The characters kind of sneak up on you, too. You don’t realize how attached you are to them until their lives are at stake! I love how real they all felt. Each character had their own dimension and personality.
You are the wolf that howls and bites. I am the mustang that nuzzles the hand.
Darrow was such a badass! He has moments where the lines start to blur, where things aren’t so black and white, and I liked that. It made him flawed and relatable. But he still sticks to his purpose, even when he can’t see things so clearly. He does bad things, but he is still good. He is respectable and admirable, a just ruler. Someone to look up to. But he’s not afraid to kick ass and take names when necessary. I liked him a lot!

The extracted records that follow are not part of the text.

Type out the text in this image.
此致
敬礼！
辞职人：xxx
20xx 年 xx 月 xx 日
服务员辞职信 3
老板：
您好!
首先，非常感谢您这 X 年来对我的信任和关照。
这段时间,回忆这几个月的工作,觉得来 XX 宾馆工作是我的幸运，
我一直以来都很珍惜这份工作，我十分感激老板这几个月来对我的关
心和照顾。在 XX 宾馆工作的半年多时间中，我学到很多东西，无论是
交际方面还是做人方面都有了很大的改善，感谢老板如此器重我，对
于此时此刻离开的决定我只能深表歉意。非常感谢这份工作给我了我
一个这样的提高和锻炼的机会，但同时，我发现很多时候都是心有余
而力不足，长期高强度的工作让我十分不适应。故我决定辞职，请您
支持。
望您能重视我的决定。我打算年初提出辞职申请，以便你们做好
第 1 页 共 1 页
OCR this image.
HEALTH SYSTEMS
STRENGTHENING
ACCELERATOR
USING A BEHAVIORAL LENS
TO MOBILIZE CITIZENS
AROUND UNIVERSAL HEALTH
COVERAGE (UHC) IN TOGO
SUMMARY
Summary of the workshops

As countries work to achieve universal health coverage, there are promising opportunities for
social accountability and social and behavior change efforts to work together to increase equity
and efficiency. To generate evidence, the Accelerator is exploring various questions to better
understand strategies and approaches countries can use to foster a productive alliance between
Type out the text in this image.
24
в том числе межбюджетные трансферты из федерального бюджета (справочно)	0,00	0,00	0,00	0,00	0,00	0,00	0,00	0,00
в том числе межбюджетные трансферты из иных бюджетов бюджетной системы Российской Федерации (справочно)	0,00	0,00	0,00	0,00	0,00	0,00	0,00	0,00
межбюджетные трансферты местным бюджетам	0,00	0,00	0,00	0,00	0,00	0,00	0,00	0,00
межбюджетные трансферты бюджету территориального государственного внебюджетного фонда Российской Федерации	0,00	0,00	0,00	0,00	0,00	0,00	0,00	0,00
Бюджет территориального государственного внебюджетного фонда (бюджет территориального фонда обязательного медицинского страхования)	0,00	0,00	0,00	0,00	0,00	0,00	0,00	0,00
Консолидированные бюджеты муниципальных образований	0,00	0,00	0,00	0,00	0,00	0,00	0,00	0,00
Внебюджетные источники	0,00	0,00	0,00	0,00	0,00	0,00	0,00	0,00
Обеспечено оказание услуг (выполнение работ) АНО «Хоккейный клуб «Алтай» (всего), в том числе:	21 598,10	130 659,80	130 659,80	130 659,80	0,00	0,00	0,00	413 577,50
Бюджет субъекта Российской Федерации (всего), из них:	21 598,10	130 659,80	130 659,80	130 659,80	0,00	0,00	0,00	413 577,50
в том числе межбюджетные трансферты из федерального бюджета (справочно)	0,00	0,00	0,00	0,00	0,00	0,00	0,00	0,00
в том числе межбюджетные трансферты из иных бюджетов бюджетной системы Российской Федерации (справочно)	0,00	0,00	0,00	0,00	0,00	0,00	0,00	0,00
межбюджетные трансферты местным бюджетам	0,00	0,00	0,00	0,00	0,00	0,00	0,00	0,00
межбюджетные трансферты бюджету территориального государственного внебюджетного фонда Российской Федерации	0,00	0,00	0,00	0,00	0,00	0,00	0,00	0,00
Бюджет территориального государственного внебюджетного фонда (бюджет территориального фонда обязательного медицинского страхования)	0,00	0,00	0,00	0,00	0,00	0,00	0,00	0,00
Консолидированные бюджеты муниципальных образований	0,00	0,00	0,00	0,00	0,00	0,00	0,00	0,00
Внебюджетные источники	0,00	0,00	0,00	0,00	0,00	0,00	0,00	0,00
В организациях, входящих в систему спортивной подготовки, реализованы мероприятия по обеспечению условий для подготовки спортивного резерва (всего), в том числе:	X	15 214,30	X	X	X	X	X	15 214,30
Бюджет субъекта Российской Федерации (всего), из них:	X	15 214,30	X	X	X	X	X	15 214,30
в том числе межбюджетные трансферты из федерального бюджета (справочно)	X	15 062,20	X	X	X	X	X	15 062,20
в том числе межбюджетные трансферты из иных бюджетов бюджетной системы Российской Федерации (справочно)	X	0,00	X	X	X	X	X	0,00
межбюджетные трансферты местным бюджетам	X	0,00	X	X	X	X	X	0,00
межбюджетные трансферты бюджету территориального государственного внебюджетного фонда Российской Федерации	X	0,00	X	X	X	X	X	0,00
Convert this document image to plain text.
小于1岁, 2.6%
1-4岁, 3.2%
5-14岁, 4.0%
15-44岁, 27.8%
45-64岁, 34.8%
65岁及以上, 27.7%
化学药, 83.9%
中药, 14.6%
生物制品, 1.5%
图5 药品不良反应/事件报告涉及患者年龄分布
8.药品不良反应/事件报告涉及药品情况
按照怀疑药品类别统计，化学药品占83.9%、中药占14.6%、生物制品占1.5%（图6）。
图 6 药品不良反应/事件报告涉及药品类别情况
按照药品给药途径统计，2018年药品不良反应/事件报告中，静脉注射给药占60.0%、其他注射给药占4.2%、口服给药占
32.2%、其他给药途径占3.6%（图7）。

PAX. Ohh, Pax. I went from “this dude is a freaking brute” to “holy shit Pax is terrifying” to “holy crap I kind of freaking love Pax.” When he threatened the Jackal in a snarky (and hilarious) manner, I realized how attached I’d become to him. Because it totally snuck up on me. View Spoiler »Tragically enough, it was exactly two pages later that he died a horrible death. WHY IS IT ALWAYS MY FAVORITE CHARACTERS?! WHYYY?!?! I was surprised at how affected I was by his death. I actually cried! Bonus points for feels from this book! « Hide Spoiler
“Things are set in stone. Things are well ordered. Reds at the bottom, everyone else standing on our backs. Now you’re looking at me and you’re realizing that we don’t bloodydamn like it down there. Red is rising, Mickey.”